Nonetheless, our oh-so-clever political class, aided and abetted by the media, play a cunning game with a largely uninformed public. If an agency’s budget is projected to grow by $50 million, but only grows by $30 million, we are told that agency sustained a $20 million cut in spending. This bit of fiscal trickery allows so-called budget hawks to claim they are “restraining” spending, while the budget chickens bemoan the effort to balance the budget “on the backs of vulnerable Americans.”
Both groups are lying with impunity.
Just as infuriating, if not more so, is the Kabuki theater surrounding the aforementioned debt ceiling. Every time the nation bumps up against this artificially imposed spending limit, we are regaled with tales of impending horror, lest we don’t raise it to pay for obligations we have already incurred. After a round of orchestrated Ruling Class hand-wringing, the federal government then raises the debt ceiling, and promptly goes back to spending more many than it takes in — until we reach the next debt ceiling.
What are some “experts” suggesting we do to “fix” the problem? “A debt limit that is never followed is worthless to have,” states CNBC.
It’s even more worthless to continue spending money we don’t have with impunity. Unless the federal government embraces serious and genuine spending cuts, all we are doing is postponing the inevitable arrival of national bankruptcy.
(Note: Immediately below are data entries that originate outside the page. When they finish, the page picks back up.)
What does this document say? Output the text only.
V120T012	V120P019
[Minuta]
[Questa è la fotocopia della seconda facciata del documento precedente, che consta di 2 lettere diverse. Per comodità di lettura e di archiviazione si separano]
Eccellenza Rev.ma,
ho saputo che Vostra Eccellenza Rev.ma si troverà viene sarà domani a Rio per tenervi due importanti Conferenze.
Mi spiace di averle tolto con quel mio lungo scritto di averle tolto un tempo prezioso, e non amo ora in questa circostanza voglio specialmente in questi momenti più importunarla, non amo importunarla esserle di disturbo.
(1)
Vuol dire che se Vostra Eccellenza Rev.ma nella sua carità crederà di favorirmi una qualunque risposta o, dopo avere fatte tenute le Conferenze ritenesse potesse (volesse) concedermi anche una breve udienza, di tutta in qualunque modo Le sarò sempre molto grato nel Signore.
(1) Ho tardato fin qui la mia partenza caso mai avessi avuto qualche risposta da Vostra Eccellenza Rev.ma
Yet there are those who insist the inevitable will never happen, largely because the U.S. dollar remains the world’s reserve currency, meaning it’s accepted for trade all over the world, based primarily on the strength of the U.S. economy. Moreover, in times of economic crisis the U.S. dollar has been viewed as the ultimate monetary save haven. They also believe the nation would never default on its debt.
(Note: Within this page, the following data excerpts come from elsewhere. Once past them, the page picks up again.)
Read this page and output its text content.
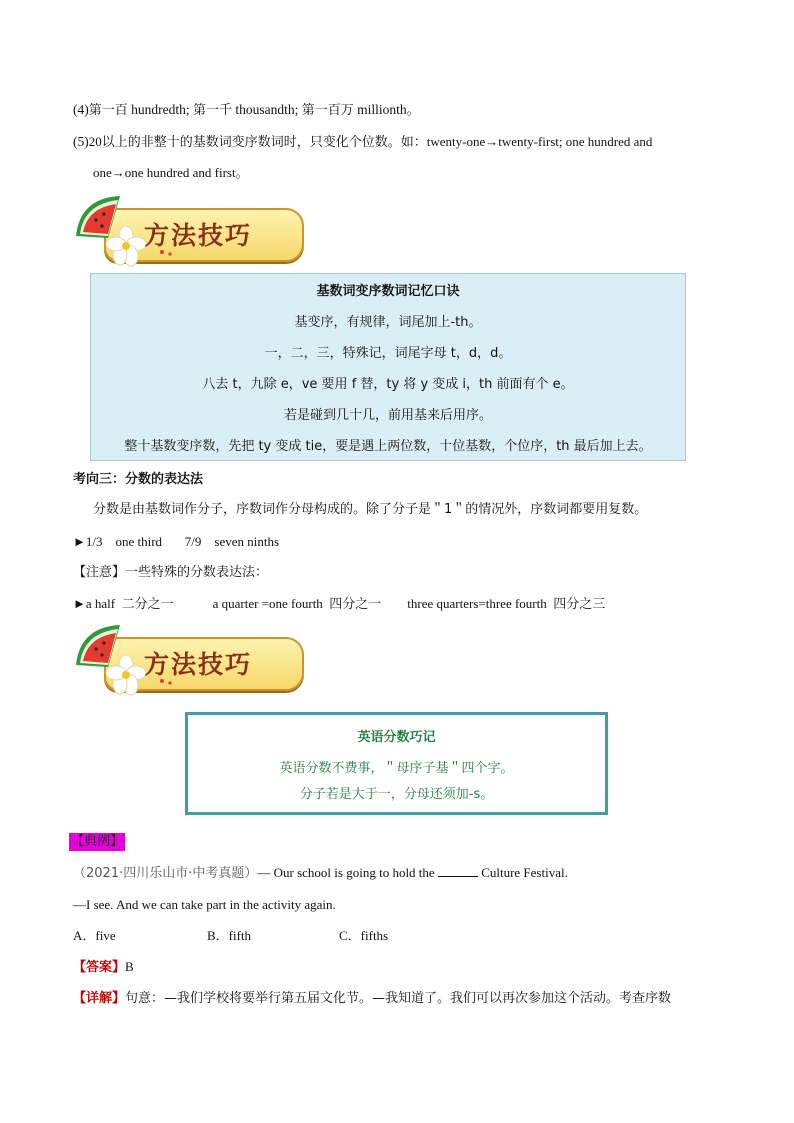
(4)第一百 hundredth; 第一千 thousandth; 第一百万 millionth。
(5)20以上的非整十的基数词变序数词时，只变化个位数。如：twenty-one→twenty-first; one hundred and
one→one hundred and first。
方法技巧
基数词变序数词记忆口诀
基变序，有规律，词尾加上-th。
一，二，三，特殊记，词尾字母 t，d，d。
八去 t，九除 e，ve 要用 f 替，ty 将 y 变成 i，th 前面有个 e。
若是碰到几十几，前用基来后用序。
整十基数变序数，先把 ty 变成 tie，要是遇上两位数，十位基数，个位序，th 最后加上去。
考向三：分数的表达法
分数是由基数词作分子，序数词作分母构成的。除了分子是＂1＂的情况外，序数词都要用复数。
►1/3    one third       7/9    seven ninths
【注意】一些特殊的分数表达法：
►a half  二分之一            a quarter =one fourth  四分之一        three quarters=three fourth  四分之三
方法技巧
英语分数巧记
英语分数不费事，＂母序子基＂四个字。
分子若是大于一，分母还须加-s。
【典例】
（2021·四川乐山市·中考真题）— Our school is going to hold the	Culture Festival.
—I see. And we can take part in the activity again.
A．five	B．fifth	C．fifths
【答案】B
【详解】句意：—我们学校将要举行第五届文化节。—我知道了。我们可以再次参加这个活动。考查序数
Yet millions of Americans are already feeling the consequences. Minuscule interest rates, engendered by the Federal Reserve to keep borrowing costs cheap, have devastated responsible Americans, whose pitiful return on their savings isn’t even keeping pace with inflation. If interest rates rise, not to their historical mean, but only to levels seen during the Clinton administration, “then we’re going to be paying $1.4 trillion a year just in interest on the existing debt; which is to say, interest payments alone will account for 45 percent of all federal taxes that will be collected in 2015,” wrote columnist Kevin Williamson.
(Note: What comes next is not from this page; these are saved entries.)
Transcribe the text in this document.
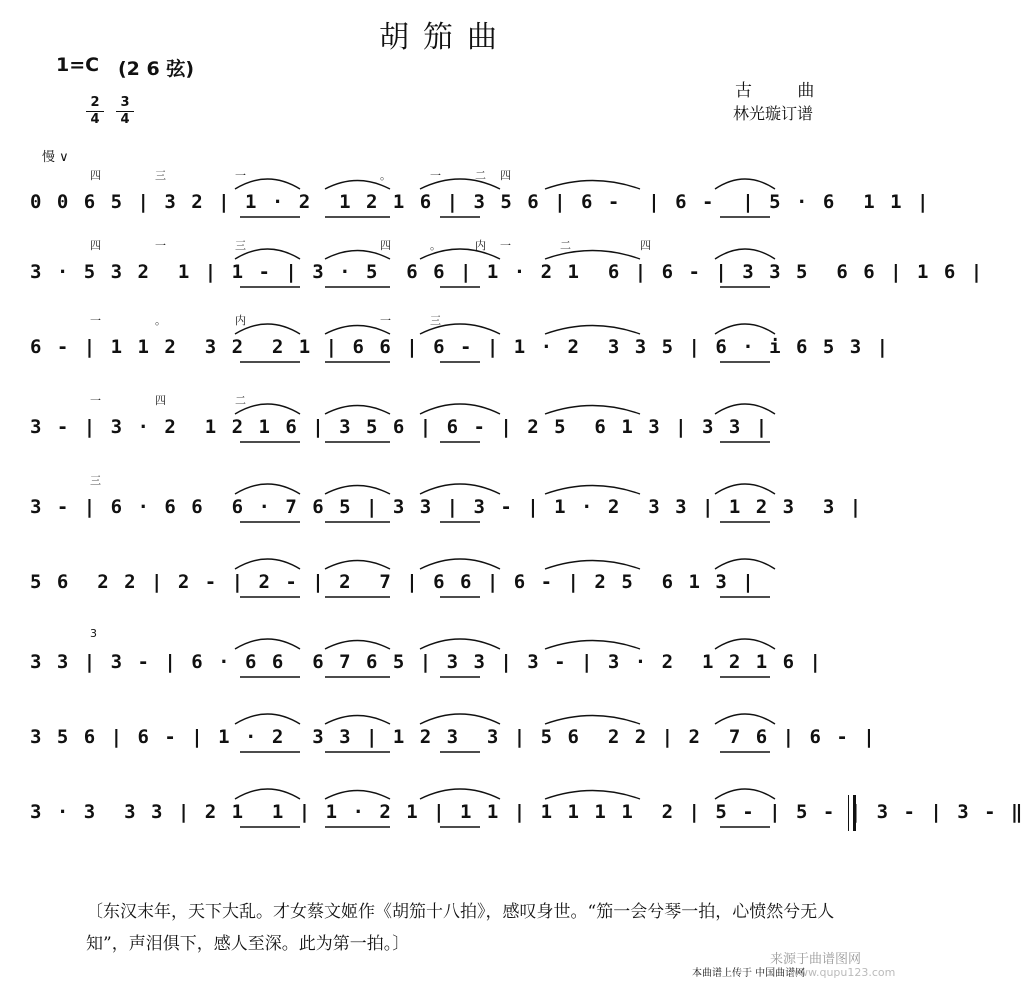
胡笳曲
1=C (2 6 弦)
2
4
3
4
古 曲
林光璇订谱
慢 ∨
四	三	一	。	一	二 四
0 0 6 5 | 3 2 | 1 · 2  1 2 1 6 | 3 5 6 | 6 -  | 6 -  | 5 · 6  1 1 |
四	一	三	四	。	内 一	二	四
3 · 5 3 2  1 | 1 - | 3 · 5  6 6 | 1 · 2 1  6 | 6 - | 3 3 5  6 6 | 1 6 |
一	。	内	一	三
6 - | 1 1 2  3 2  2 1 | 6 6 | 6 - | 1 · 2  3 3 5 | 6 · i 6 5 3 |
一	四	二
3 - | 3 · 2  1 2 1 6 | 3 5 6 | 6 - | 2 5  6 1 3 | 3 3 |
三
3 - | 6 · 6 6  6 · 7 6 5 | 3 3 | 3 - | 1 · 2  3 3 | 1 2 3  3 |
5 6  2 2 | 2 - | 2 - | 2  7 | 6 6 | 6 - | 2 5  6 1 3 |
3
3 3 | 3 - | 6 · 6 6  6 7 6 5 | 3 3 | 3 - | 3 · 2  1 2 1 6 |
3 5 6 | 6 - | 1 · 2  3 3 | 1 2 3  3 | 5 6  2 2 | 2  7 6 | 6 - |
3 · 3  3 3 | 2 1  1 | 1 · 2 1 | 1 1 | 1 1 1 1  2 | 5 - | 5 - | 3 - | 3 - ‖
〔东汉末年，天下大乱。才女蔡文姬作《胡笳十八拍》，感叹身世。“笳一会兮琴一拍，心愤然兮无人知”，声泪俱下，感人至深。此为第一拍。〕
本曲谱上传于 中国曲谱网
来源于曲谱图网
www.qupu123.com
Williamson wrote that column two years — and two trillion dollars — ago, when the national debt was “only” $18 trillion.
An exchange contained in Earnest Hemingway’s “The Sun Also Rises” is quite apropos. “How did you go bankrupt?” Bill asked. “Two ways,” Mike said. “Gradually and then suddenly.”
Nothing lasts forever. China, Russia and other nations would like to adopt a world currency and Venezuela just announced it will no longer take U.S. dollars for oil. If the dollar is ultimately abandoned, we can expect to endure the “suddenly” part of the equation that not only includes massive levels of unemployment, but the very same need to adjust any number of policies that any beggar nation needs to do so it can continue borrowing money — including the evisceration of those same entitlements Americans view as sacred cows.
In short, America will no longer control its own destiny.
Even worse, we would be exposed as the fundamentally immoral nation we are rapidly becoming. That is an apt description of a country so addicted to spending it is willing to mortgage the future of its own children and grandchildren, saddling them with unconscionable levels of debt they didn’t accumulate, and from which they’ll never benefit. Keep that reality in mind when Congress debates amnesty for “Dreamers” many Americans believe should be exempt from the “sins” of their parents.
Also keep it in mind when the national debt reaches $25 trillion. At the rate we’re going, it won’t be long until we get there.